Discourse 22: Regarding On The Futility Of Half-Way Measures

Seneca On The Futility Of Half-Way Measures

Required Reading: Letter 22: On The Fulity Of Half-Way Measures

“…a good man will not waste himself upon mean and discreditable work or be busy merely for the sake of being busy.”

“No one has anything finished, because we have kept putting off into the future all our undertakings…” And who can argue with that?! Hence, we fear leaving; we wish to keep living in hope that one day soon we can finish what we started. But who has the TIME? Is it ever enough? So why start something new? Why keep being busy? Why don’t you finish what you started ten years ago? Was it to finish a degree; buy a home; get marry; have children? What was that unfinished business; that half-way measure? Halt! Finish what you start!

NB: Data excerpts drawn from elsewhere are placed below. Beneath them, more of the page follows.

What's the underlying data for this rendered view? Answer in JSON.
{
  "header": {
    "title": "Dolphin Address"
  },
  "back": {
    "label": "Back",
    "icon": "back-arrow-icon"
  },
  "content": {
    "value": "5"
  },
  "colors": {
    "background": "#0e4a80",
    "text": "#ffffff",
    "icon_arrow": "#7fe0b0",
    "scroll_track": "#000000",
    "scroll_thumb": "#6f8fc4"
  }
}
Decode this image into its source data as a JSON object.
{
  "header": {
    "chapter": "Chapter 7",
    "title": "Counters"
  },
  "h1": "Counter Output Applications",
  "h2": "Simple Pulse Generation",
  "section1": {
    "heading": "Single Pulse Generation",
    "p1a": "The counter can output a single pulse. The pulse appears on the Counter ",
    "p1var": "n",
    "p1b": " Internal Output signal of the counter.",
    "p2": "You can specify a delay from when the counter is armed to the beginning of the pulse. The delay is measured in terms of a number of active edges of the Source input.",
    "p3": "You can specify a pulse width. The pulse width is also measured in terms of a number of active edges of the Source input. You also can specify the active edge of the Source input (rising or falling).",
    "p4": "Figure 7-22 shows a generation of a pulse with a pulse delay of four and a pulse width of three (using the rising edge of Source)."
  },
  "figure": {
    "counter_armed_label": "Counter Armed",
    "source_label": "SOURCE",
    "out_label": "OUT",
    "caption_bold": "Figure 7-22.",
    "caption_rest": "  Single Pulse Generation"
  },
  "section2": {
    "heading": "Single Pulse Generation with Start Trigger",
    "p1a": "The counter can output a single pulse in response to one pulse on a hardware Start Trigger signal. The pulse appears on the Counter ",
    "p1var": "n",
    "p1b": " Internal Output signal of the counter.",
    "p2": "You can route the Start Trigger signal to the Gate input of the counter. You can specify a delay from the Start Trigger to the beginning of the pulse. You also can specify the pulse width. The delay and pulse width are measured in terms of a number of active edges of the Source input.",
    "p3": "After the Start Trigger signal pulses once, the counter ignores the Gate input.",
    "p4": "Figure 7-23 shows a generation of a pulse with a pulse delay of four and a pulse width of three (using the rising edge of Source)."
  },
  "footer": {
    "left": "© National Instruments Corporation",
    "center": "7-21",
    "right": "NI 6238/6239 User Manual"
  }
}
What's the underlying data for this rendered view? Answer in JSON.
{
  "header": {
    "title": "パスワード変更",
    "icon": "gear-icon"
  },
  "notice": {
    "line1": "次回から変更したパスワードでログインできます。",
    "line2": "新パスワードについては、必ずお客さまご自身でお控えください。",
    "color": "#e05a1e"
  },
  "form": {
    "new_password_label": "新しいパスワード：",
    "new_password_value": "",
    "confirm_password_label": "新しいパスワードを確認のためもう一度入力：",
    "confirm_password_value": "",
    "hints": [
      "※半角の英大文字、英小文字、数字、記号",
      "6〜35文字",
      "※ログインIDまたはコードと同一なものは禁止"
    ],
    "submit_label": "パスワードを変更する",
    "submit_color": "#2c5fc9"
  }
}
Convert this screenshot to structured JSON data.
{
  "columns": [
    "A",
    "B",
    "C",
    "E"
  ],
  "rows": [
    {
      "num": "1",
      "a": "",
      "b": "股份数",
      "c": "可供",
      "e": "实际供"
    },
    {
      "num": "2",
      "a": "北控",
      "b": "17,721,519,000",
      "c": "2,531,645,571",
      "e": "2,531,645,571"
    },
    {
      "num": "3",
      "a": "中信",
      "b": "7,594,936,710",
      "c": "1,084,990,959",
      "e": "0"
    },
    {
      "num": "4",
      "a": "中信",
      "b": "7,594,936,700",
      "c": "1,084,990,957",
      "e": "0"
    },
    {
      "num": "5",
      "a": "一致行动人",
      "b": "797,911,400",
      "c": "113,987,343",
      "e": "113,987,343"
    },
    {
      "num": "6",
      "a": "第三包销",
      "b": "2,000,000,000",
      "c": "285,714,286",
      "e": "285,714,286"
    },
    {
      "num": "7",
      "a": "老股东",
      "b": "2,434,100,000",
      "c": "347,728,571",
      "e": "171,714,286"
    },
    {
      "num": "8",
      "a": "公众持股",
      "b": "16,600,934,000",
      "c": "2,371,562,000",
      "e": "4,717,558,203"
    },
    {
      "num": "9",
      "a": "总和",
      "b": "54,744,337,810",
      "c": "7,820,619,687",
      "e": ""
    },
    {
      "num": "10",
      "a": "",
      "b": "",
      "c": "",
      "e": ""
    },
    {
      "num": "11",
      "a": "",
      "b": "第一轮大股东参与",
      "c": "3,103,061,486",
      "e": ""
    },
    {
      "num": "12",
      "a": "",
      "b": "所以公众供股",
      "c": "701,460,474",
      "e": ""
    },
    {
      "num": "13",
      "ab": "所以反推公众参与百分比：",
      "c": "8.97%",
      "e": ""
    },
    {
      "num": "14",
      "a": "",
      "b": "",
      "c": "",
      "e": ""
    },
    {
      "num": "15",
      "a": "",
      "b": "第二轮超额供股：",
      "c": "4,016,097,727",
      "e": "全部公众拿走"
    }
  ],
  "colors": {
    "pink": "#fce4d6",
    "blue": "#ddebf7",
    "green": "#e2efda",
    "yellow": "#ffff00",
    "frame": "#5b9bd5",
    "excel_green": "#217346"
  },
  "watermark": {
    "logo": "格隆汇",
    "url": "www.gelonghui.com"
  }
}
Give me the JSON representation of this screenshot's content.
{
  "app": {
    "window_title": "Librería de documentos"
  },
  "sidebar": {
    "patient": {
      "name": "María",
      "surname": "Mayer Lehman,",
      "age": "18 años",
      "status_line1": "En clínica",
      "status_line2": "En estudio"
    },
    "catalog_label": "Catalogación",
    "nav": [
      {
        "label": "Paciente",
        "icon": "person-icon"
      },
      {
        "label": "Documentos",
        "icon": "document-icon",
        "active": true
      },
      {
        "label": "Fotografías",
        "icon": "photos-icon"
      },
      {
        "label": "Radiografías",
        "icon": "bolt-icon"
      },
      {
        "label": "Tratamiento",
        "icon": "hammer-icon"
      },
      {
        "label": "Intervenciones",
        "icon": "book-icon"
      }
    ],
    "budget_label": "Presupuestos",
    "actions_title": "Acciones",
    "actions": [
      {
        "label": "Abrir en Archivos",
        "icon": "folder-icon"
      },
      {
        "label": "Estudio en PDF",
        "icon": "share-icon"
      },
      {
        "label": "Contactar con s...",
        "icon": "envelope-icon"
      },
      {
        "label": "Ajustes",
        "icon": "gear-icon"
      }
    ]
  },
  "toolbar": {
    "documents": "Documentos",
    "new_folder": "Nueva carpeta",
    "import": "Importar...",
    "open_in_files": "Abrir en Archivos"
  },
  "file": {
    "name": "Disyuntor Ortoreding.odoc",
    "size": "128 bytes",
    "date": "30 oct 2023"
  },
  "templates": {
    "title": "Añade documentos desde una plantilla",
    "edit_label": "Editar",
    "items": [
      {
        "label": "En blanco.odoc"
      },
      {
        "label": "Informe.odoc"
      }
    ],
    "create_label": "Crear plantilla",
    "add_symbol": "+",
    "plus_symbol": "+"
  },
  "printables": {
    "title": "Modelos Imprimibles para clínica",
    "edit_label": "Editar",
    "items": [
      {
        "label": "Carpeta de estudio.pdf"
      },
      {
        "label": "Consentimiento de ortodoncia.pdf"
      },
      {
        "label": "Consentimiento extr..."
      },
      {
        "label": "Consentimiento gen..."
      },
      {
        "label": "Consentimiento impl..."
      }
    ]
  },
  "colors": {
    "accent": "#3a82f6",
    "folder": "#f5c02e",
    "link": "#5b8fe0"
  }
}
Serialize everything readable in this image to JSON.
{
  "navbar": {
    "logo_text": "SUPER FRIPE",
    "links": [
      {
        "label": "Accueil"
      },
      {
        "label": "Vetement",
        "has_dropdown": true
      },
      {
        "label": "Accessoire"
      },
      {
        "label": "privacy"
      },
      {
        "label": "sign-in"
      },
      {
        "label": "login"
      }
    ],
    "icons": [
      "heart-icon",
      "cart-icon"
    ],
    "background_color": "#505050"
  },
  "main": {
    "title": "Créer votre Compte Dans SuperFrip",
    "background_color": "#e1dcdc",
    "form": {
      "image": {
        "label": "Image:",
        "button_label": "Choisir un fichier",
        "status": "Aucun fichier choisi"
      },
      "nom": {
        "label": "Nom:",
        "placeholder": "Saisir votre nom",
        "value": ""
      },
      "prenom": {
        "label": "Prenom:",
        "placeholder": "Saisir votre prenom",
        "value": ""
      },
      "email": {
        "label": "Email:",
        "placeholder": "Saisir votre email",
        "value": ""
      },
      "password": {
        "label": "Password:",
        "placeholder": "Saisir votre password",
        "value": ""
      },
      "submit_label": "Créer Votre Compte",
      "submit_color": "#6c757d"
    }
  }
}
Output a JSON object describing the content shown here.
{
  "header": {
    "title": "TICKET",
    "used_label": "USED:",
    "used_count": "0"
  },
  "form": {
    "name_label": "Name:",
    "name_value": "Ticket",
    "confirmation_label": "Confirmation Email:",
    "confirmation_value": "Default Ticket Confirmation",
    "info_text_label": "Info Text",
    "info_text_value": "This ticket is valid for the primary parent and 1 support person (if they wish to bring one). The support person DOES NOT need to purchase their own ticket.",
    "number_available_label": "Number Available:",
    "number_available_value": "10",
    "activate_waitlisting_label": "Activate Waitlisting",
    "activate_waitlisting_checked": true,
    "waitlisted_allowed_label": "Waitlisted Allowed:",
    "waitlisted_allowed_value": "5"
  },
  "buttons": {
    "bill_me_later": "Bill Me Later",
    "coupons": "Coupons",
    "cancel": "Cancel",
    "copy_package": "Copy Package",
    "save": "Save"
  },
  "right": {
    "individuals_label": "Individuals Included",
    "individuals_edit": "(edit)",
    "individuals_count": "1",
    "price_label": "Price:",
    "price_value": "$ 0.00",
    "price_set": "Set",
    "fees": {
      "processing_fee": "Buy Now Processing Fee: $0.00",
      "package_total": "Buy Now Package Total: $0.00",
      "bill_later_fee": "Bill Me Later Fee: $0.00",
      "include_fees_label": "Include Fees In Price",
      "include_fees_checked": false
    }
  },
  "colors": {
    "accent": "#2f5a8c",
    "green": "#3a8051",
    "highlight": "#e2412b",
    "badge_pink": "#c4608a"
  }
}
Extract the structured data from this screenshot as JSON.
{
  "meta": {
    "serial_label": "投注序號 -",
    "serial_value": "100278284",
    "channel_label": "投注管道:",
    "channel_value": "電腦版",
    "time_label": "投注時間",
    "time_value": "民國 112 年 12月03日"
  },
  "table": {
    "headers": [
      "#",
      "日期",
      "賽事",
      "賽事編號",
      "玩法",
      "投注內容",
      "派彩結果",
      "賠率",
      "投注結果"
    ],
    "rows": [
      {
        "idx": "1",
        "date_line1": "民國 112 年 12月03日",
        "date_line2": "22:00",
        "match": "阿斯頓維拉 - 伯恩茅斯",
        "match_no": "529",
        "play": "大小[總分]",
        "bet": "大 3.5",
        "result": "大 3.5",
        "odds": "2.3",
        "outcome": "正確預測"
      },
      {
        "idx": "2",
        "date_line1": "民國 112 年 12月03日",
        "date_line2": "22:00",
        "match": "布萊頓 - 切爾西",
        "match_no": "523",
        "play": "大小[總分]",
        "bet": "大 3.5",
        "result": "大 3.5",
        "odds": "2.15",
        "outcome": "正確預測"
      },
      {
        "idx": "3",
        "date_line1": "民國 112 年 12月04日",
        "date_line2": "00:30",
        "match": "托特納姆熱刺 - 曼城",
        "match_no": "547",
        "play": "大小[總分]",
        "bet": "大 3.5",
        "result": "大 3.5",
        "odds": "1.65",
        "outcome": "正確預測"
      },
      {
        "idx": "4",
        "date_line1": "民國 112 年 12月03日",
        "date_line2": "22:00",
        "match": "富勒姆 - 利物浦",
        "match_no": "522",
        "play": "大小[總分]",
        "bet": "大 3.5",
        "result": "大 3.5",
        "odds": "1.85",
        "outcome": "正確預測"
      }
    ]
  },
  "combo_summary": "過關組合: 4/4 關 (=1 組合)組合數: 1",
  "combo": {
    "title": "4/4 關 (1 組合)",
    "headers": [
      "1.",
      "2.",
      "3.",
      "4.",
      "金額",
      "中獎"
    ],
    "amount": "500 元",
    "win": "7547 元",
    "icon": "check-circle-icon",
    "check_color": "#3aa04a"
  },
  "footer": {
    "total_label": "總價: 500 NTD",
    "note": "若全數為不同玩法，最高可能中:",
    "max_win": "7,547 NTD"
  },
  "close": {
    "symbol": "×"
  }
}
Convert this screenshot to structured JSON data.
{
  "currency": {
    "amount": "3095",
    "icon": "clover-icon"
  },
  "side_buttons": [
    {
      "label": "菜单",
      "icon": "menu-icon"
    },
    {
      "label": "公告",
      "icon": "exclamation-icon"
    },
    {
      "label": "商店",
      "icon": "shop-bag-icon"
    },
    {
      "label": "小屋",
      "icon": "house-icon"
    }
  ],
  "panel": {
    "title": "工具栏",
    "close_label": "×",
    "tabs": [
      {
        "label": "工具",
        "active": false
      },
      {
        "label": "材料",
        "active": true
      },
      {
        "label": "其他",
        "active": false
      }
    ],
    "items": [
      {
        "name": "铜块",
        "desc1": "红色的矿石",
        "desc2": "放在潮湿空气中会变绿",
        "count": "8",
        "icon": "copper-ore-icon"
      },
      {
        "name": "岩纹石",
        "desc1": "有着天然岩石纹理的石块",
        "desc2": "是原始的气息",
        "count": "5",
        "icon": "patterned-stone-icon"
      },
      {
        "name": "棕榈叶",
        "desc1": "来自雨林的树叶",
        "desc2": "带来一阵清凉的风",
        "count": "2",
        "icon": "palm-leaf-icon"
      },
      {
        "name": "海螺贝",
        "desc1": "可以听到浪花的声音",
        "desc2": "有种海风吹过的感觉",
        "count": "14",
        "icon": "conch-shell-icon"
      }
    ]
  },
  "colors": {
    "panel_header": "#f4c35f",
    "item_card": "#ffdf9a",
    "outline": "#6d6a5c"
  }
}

Now, what is this longing to stay at it? To not depart prior to? Does the hope of being an active-busy-body keep you feeling you are living? Life should be tranquil; still from the day to day hustle. Yet, who is to blame? Not you of course; you happen to be born and rolled right into it; that magnificent hamster wheel; the one that noone has the free-time to analyze and ascertain “how did I get on this in the first place? My parents were on it prior to and even after I was born; perhaps their parents too…Well, it just the way it is.”

Everyone’s starting to act because…there is some obligation that we have to fulfill. What if I loose my job? What if I don’t have money to pay the mortgage; what if the car breaks down; what if the kids can not go to college? What if ad infinitum!

I agree with you; yet, like the teacher, we must “loosen rather than cut the knot which we have bungled so badly in tying—provided that if there shall be no other way of loosening it, we may actually cut it.” Why not? That is indeed sound advice.

The more ambition we muster, the tighter the knot gets; you don’t need the extra; in fact give it away; why two mortgages? Two car payments—his and hers; yes; consolidate! Stop holding fast to slavery! “no man can swim ashore and take his baggage with him.” I presume you are genuinely studying philosophy to be FREE; that is the essence of it all; the goal is not to attain long life and its acquisition but a noble life indeed. Farewell.

Word of the day:
Dilatory (adjective): given to or causing delay. (The Oxford American Desk Dictionary and Thesaurus 2nd Edition).

Quotations:
“You understand by this time that you must withdraw yourself from those showy and depraved pursuits.”
“There are certain things which can be pointed out only by someone who is present.”
“You must be not only present in the body, but watchful in mind.”
“No man is so faint-hearted that he would rather hang in suspense forever than drop once for all.”
“This is of first importance—do not hamper yourself; be content with the business into which you have lowered yourself, or as you prefer to have people think, have tumbled.”
“…one should attempt nothing except at the time when it can be attempted suitably and seasonably. Then, when the long-sought occasion comes, let him be up and doing.”
“Nay, when he (a good man) sees the dangers, uncertainties, and hazards in which he was formerly tossed about, he will withdraw—not turning his back to the foe, but falling back little by little to a safe position.”
“From business, however, my dear Lucilius, it is easy to escape, if only you will despise the rewards of business.”
“Men complain about their ambitions as they complain about their mistresses; in other words, if you penetrate their real feelings, you will find, not hatred, but bickering.”
“…there are a few men whom slavery holds fast, but there are many more who hold fast to slavery.”
“But if you keep turning round and looking about, in order to see how much you may carry away with you, and how much money you may keep to equip yourself for the life of leisure, you will never find a way out.”
“Everyone goes out of life just as if he had but lately entered it.” – Epicurus.
“Take anyone off his guard, young, old, or middle-aged; you will find that all are equally afraid of death, and equally ignorant of life.”
“…we are worse when we die than when we were born; but it is our fault, and not that of Nature. Nature should scold us, saying: “What does this mean? I brought you into the world without desires or fears, free from superstition, treachery and other curses. Go forth as you were when you entered!” -Epicurus.
“A man has caught the message of wisdom, if he can die as free from care as he was at birth.”
“Men do not care how nobly they live, but only how long, although it is within the reach of every man to live nobly, but within no man’s power to live long.”

Questions:
1) Are there projects you have left unfinished?
2) Are they still meaningful to you?
3) What will it take to complete them?

Activities:
1) List all of the projects you have started but have not completed.
2) Cross off the least meaningful.
3) In order of ease of doing, make a plan to complete one each month.